Whose Bible? Anyone's?

By Philip Davies
Professor Emeritus
University Of Sheffield, England
July 2009

I once wrote a book called Whose Bible Is It Anyway? which opened with an attack on confessional biblical scholarship and suggested some lines of explicitly non-religious exegesis. I suppose I was particularly annoyed by the claims of certain eminent scholars that the Bible "belonged to the Church" and that explicitly faith-based exegesis was an integral (indeed, even the only correct) approach.

The world and I were younger then. But even non-religious scholars like me were sharply conscious of the irony of our situation: without the affection and interest of religious people, we would be out of a job. More recently, Hector Avalos, the only non-religious scholar I know of that actually seems to hate the Bible, has suggested that the Bible and its academic followers should go the way of all flesh—not his phrase, nor of course mine either.

Avalos may have his way before long if the confessional/non-confessional argument persists. I think it's time for some cooperation. As with numerous political conflicts (Northern Ireland, Palestine/Israel) the real battle is between moderate and extreme, not between those in the centre but on either side of the perceived issue. On one extreme are those who believe that the Bible is literally true, in defiance of all common sense: but scholars already spend enough of their time trying to counter this nonsense, and in any case, fundamentalists don't care about the future of the Bible, because the future is God's business. The real battle is with the other extreme, the biblically illiterate—whose ignorance is not even their own fault!
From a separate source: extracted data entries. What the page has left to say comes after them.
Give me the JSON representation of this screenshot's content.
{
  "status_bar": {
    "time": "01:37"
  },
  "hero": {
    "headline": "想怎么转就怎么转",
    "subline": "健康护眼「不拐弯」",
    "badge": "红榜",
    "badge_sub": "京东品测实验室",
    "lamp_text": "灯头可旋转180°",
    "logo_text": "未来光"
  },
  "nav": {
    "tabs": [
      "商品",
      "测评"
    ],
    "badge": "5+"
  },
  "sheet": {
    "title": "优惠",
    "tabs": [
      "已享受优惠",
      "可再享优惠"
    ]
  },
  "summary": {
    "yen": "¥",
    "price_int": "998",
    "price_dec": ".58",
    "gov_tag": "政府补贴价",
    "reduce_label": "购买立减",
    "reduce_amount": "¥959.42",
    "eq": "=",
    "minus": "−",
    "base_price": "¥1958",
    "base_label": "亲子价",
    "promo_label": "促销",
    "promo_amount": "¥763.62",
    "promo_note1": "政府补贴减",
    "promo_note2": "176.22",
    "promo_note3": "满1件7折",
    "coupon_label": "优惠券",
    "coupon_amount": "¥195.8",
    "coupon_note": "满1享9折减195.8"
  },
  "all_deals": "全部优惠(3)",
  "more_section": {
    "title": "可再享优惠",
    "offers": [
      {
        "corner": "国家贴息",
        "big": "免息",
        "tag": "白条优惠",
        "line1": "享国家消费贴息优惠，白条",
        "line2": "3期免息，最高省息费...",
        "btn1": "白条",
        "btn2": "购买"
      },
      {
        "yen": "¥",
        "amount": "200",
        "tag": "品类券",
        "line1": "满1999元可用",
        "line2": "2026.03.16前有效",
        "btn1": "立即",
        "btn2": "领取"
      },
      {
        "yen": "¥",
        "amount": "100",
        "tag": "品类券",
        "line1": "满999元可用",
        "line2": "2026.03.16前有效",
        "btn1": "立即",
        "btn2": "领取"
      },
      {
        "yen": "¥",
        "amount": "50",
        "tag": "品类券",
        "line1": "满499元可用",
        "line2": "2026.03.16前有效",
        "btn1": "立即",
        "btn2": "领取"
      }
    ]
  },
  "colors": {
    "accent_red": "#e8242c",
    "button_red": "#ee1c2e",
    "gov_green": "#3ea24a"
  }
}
How bad are things? A recent National Biblical Literacy Survey in the UK carried out by the Centre for Biblical Literacy Communication at St John's College, Durham (http://www.dur.ac.uk/codec/about/cblc/) found that as few as 10 per cent of people understood the main characters in the Bible and their relevance. Figures such as Abraham and Joseph were unknown: hardly anyone could name even a few of the Ten Commandments. Some 60 per cent were ignorant of the story of the Good Samaritan, and of these not all knew the full story. This despite 60% of those surveyed being in favor of the Church! In the US, the Bible Literacy Report (http://www.bibleliteracy.org/Secure/Documents/BibleLiteracyReport2005.pdf surveyed high school teens and their teachers, concluding that "forty of the 41 teachers interviewed agreed that Bible literacy is a significant educational advantage." But "the majority of high school English teachers estimated that fewer than a fourth of their current students were biblically literate."

The recommendations of the report propose improvements in Bible education and its resources. Its remit did not include what churches ought to be doing. Many comments from church people I have read are more concerned with Bible knowledge inside their churches. Yet ignorance of the Bible outside churches will make their task of spreading the Gospel even more difficult.
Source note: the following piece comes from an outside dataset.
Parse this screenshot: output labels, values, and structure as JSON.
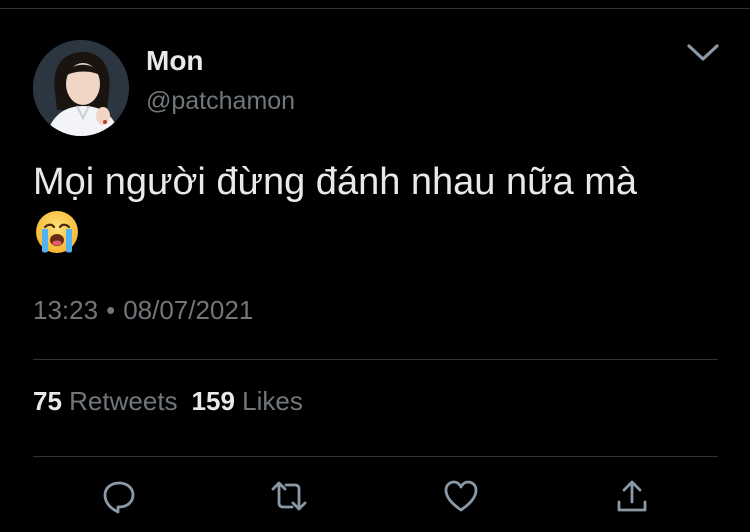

I know a lot of secular Jews (actually, as a group, among my favorite people). Very few of them can demonstrate the degree of ignorance of the Bible that Christians do. For them, being Jewish means knowing the Bible, even if not accepting its religious authority. Secular Jews are nearly all proud to be Jewish and know that their Jewish identity is defined by the Bible. There is no equivalent commitment among Christians because they share no ethnic identity. But they do share a cultural identity that is perhaps too pervasive for them to recognize. Imagine a national art gallery without any biblical scenes. The history of Western culture collapses without the biblical backbone that keeps it erect. And that is not to mention the political shape of Europe, gouged out of religious warfare and rescued by a secular ethic that still respects Christianity.
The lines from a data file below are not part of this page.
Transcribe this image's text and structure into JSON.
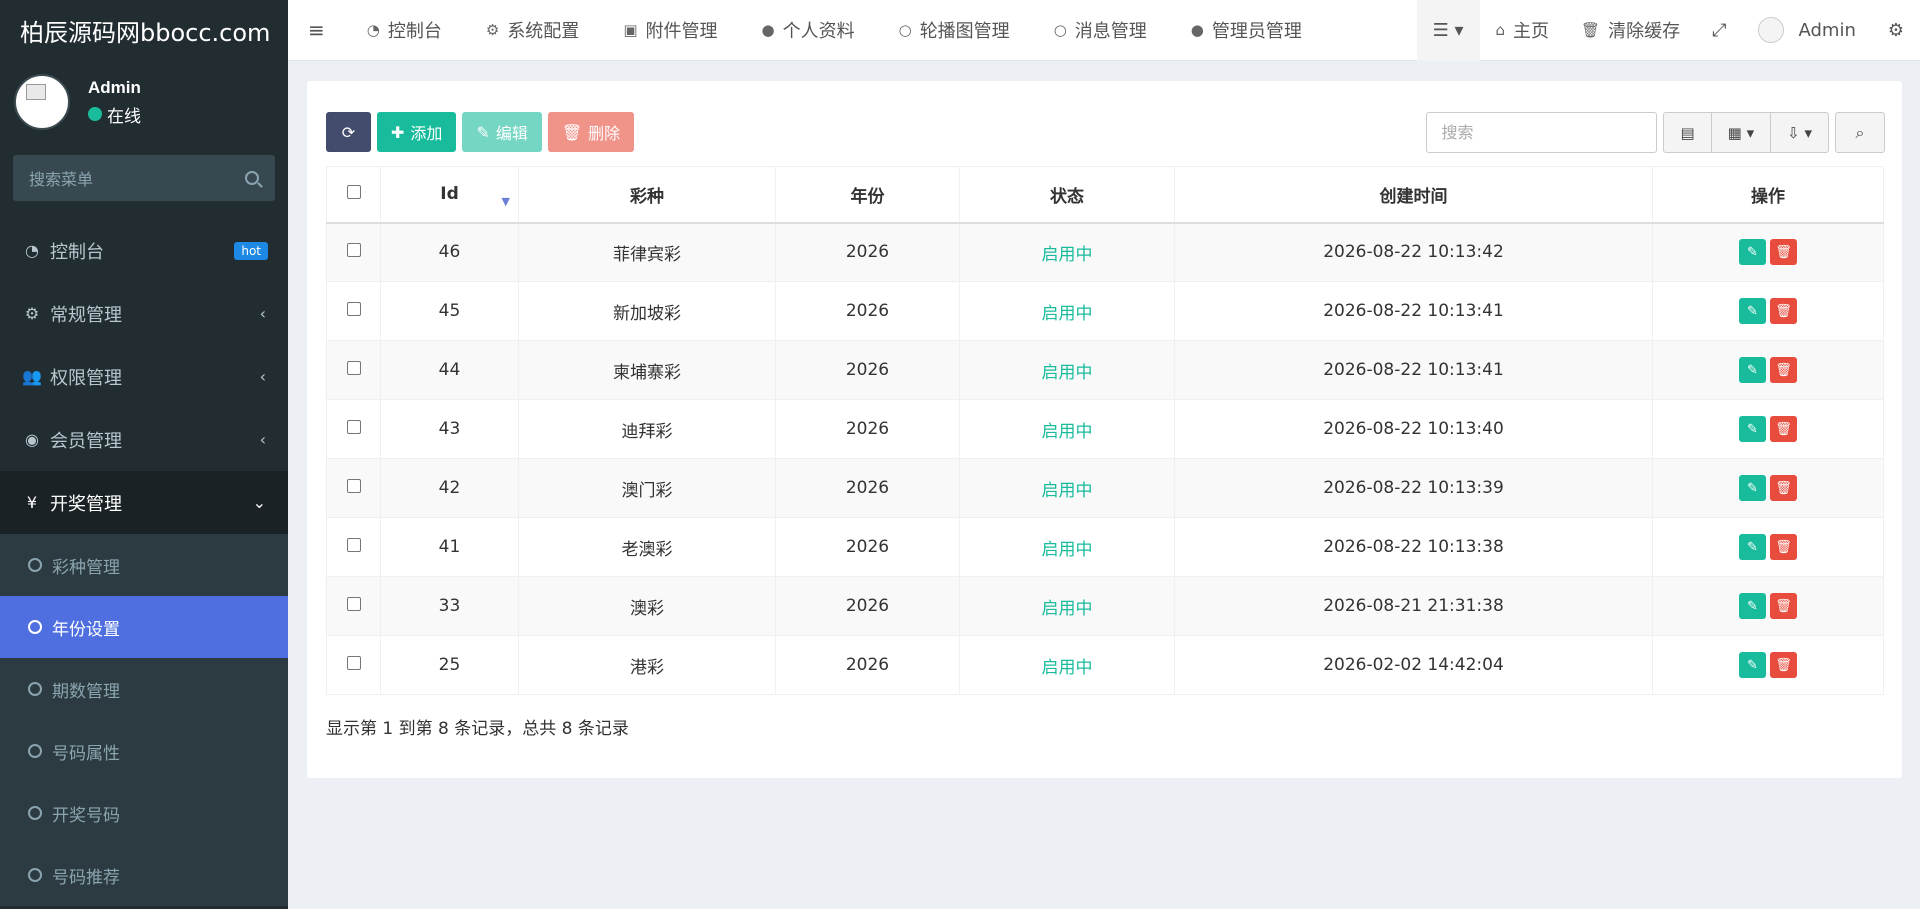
{
  "logo": "柏辰源码网bbocc.com",
  "user": {
    "name": "Admin",
    "status": "在线"
  },
  "sidebar": {
    "search_placeholder": "搜索菜单",
    "items": [
      {
        "label": "控制台",
        "badge": "hot"
      },
      {
        "label": "常规管理"
      },
      {
        "label": "权限管理"
      },
      {
        "label": "会员管理"
      },
      {
        "label": "开奖管理"
      }
    ],
    "sub_items": [
      {
        "label": "彩种管理"
      },
      {
        "label": "年份设置"
      },
      {
        "label": "期数管理"
      },
      {
        "label": "号码属性"
      },
      {
        "label": "开奖号码"
      },
      {
        "label": "号码推荐"
      }
    ]
  },
  "topnav": {
    "items": [
      "控制台",
      "系统配置",
      "附件管理",
      "个人资料",
      "轮播图管理",
      "消息管理",
      "管理员管理"
    ],
    "home": "主页",
    "clear_cache": "清除缓存",
    "admin": "Admin"
  },
  "toolbar": {
    "add": "添加",
    "edit": "编辑",
    "delete": "删除",
    "search_placeholder": "搜索"
  },
  "table": {
    "headers": [
      "Id",
      "彩种",
      "年份",
      "状态",
      "创建时间",
      "操作"
    ],
    "rows": [
      {
        "id": "46",
        "type": "菲律宾彩",
        "year": "2026",
        "status": "启用中",
        "time": "2026-08-22 10:13:42"
      },
      {
        "id": "45",
        "type": "新加坡彩",
        "year": "2026",
        "status": "启用中",
        "time": "2026-08-22 10:13:41"
      },
      {
        "id": "44",
        "type": "柬埔寨彩",
        "year": "2026",
        "status": "启用中",
        "time": "2026-08-22 10:13:41"
      },
      {
        "id": "43",
        "type": "迪拜彩",
        "year": "2026",
        "status": "启用中",
        "time": "2026-08-22 10:13:40"
      },
      {
        "id": "42",
        "type": "澳门彩",
        "year": "2026",
        "status": "启用中",
        "time": "2026-08-22 10:13:39"
      },
      {
        "id": "41",
        "type": "老澳彩",
        "year": "2026",
        "status": "启用中",
        "time": "2026-08-22 10:13:38"
      },
      {
        "id": "33",
        "type": "澳彩",
        "year": "2026",
        "status": "启用中",
        "time": "2026-08-21 21:31:38"
      },
      {
        "id": "25",
        "type": "港彩",
        "year": "2026",
        "status": "启用中",
        "time": "2026-02-02 14:42:04"
      }
    ]
  },
  "pagination": {
    "info": "显示第 1 到第 8 条记录，总共 8 条记录"
  }
}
Maybe we do need to put this biblical culture behind us, move on. But what we can we put in its place? Jews will not lose the Bible: Muslims have the Qur'an—full of stories found in the Bible, though with little of the Bible's cultural afterlife in art and literature. Maybe we don't need this kind of cultural baggage? But I'd rather we biblical scholars forget about whether we believe the Bible or not (or how) and occupy ourselves with the more urgent task of helping to preserve something that we can argue about (and here's a good start: http://juliamobrien.net/).

Or, believers and non-believers alike, we can join together in waiting for Godot.